Parts of the division were engaged on July 1 and July 3, 1863, at the Battle of Gettysburg. Here, Major General Pender was mortally wounded on July 2 as he moved to engage his men. The division fought under Major General Isaac R. Trimble in Pickett's Charge on July 3, 1863. After Pender's death, the division continued under the command of Major General Cadmus Wilcox and fought in the Battle of the Wilderness, Battle of Spotsylvania Court House, Battle of Cold Harbor and Siege of Petersburg.

==Name==
The first official reference to the "Light Division" was in a routine communique from Hill's headquarters on June 1, 1862, soon after he took command of the division.

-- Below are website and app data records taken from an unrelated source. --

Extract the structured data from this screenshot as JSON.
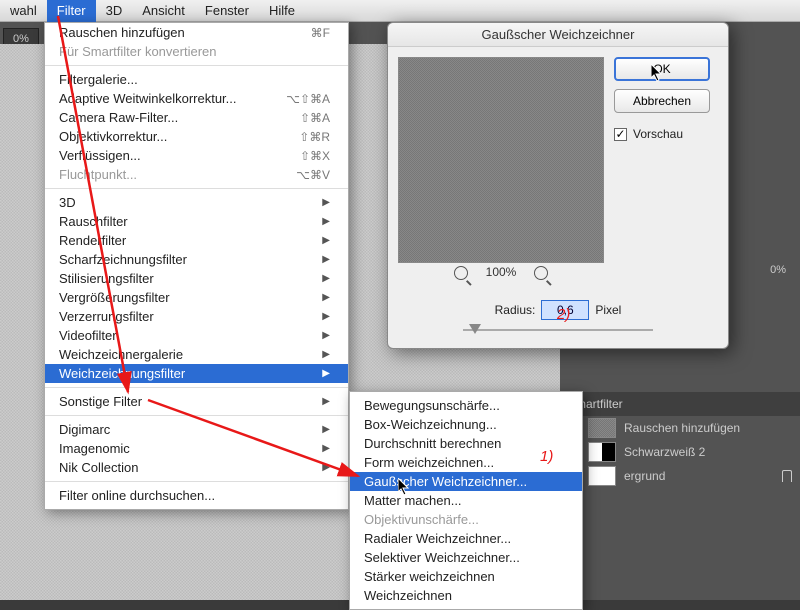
{
  "menubar": {
    "items": [
      "wahl",
      "Filter",
      "3D",
      "Ansicht",
      "Fenster",
      "Hilfe"
    ],
    "active_index": 1
  },
  "toolbar": {
    "zoom_field": "0%"
  },
  "main_menu": [
    {
      "type": "item",
      "label": "Rauschen hinzufügen",
      "shortcut": "⌘F"
    },
    {
      "type": "item",
      "label": "Für Smartfilter konvertieren",
      "disabled": true
    },
    {
      "type": "sep"
    },
    {
      "type": "item",
      "label": "Filtergalerie..."
    },
    {
      "type": "item",
      "label": "Adaptive Weitwinkelkorrektur...",
      "shortcut": "⌥⇧⌘A"
    },
    {
      "type": "item",
      "label": "Camera Raw-Filter...",
      "shortcut": "⇧⌘A"
    },
    {
      "type": "item",
      "label": "Objektivkorrektur...",
      "shortcut": "⇧⌘R"
    },
    {
      "type": "item",
      "label": "Verflüssigen...",
      "shortcut": "⇧⌘X"
    },
    {
      "type": "item",
      "label": "Fluchtpunkt...",
      "shortcut": "⌥⌘V",
      "disabled": true
    },
    {
      "type": "sep"
    },
    {
      "type": "item",
      "label": "3D",
      "sub": true
    },
    {
      "type": "item",
      "label": "Rauschfilter",
      "sub": true
    },
    {
      "type": "item",
      "label": "Renderfilter",
      "sub": true
    },
    {
      "type": "item",
      "label": "Scharfzeichnungsfilter",
      "sub": true
    },
    {
      "type": "item",
      "label": "Stilisierungsfilter",
      "sub": true
    },
    {
      "type": "item",
      "label": "Vergrößerungsfilter",
      "sub": true
    },
    {
      "type": "item",
      "label": "Verzerrungsfilter",
      "sub": true
    },
    {
      "type": "item",
      "label": "Videofilter",
      "sub": true
    },
    {
      "type": "item",
      "label": "Weichzeichnergalerie",
      "sub": true
    },
    {
      "type": "item",
      "label": "Weichzeichnungsfilter",
      "sub": true,
      "selected": true
    },
    {
      "type": "sep"
    },
    {
      "type": "item",
      "label": "Sonstige Filter",
      "sub": true
    },
    {
      "type": "sep"
    },
    {
      "type": "item",
      "label": "Digimarc",
      "sub": true
    },
    {
      "type": "item",
      "label": "Imagenomic",
      "sub": true
    },
    {
      "type": "item",
      "label": "Nik Collection",
      "sub": true
    },
    {
      "type": "sep"
    },
    {
      "type": "item",
      "label": "Filter online durchsuchen..."
    }
  ],
  "submenu": [
    {
      "label": "Bewegungsunschärfe..."
    },
    {
      "label": "Box-Weichzeichnung..."
    },
    {
      "label": "Durchschnitt berechnen"
    },
    {
      "label": "Form weichzeichnen..."
    },
    {
      "label": "Gaußscher Weichzeichner...",
      "selected": true
    },
    {
      "label": "Matter machen..."
    },
    {
      "label": "Objektivunschärfe...",
      "disabled": true
    },
    {
      "label": "Radialer Weichzeichner..."
    },
    {
      "label": "Selektiver Weichzeichner..."
    },
    {
      "label": "Stärker weichzeichnen"
    },
    {
      "label": "Weichzeichnen"
    }
  ],
  "dialog": {
    "title": "Gaußscher Weichzeichner",
    "ok": "OK",
    "cancel": "Abbrechen",
    "preview_label": "Vorschau",
    "preview_checked": true,
    "zoom_percent": "100%",
    "radius_label": "Radius:",
    "radius_value": "0,6",
    "radius_unit": "Pixel"
  },
  "layers": {
    "opacity": "0%",
    "smartfilter": "Smartfilter",
    "items": [
      {
        "label": "Rauschen hinzufügen",
        "swatch": "noise"
      },
      {
        "label": "Schwarzweiß 2",
        "swatch": "bw"
      },
      {
        "label": "ergrund",
        "swatch": "white",
        "locked": true
      }
    ]
  },
  "annotations": {
    "step1": "1)",
    "step2": "2)"
  }
}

The division's name may have been a reference to the famous British Light Division. It may have been meant as ironic given that the division was the largest in the Army of Northern Virginia when it was formed. It may also be the case that Hill simply named the division the "Light Division" to instill a sense of speed, esprit de corps, and because he envisioned great things for it. The reasons for this name are ultimately unclear.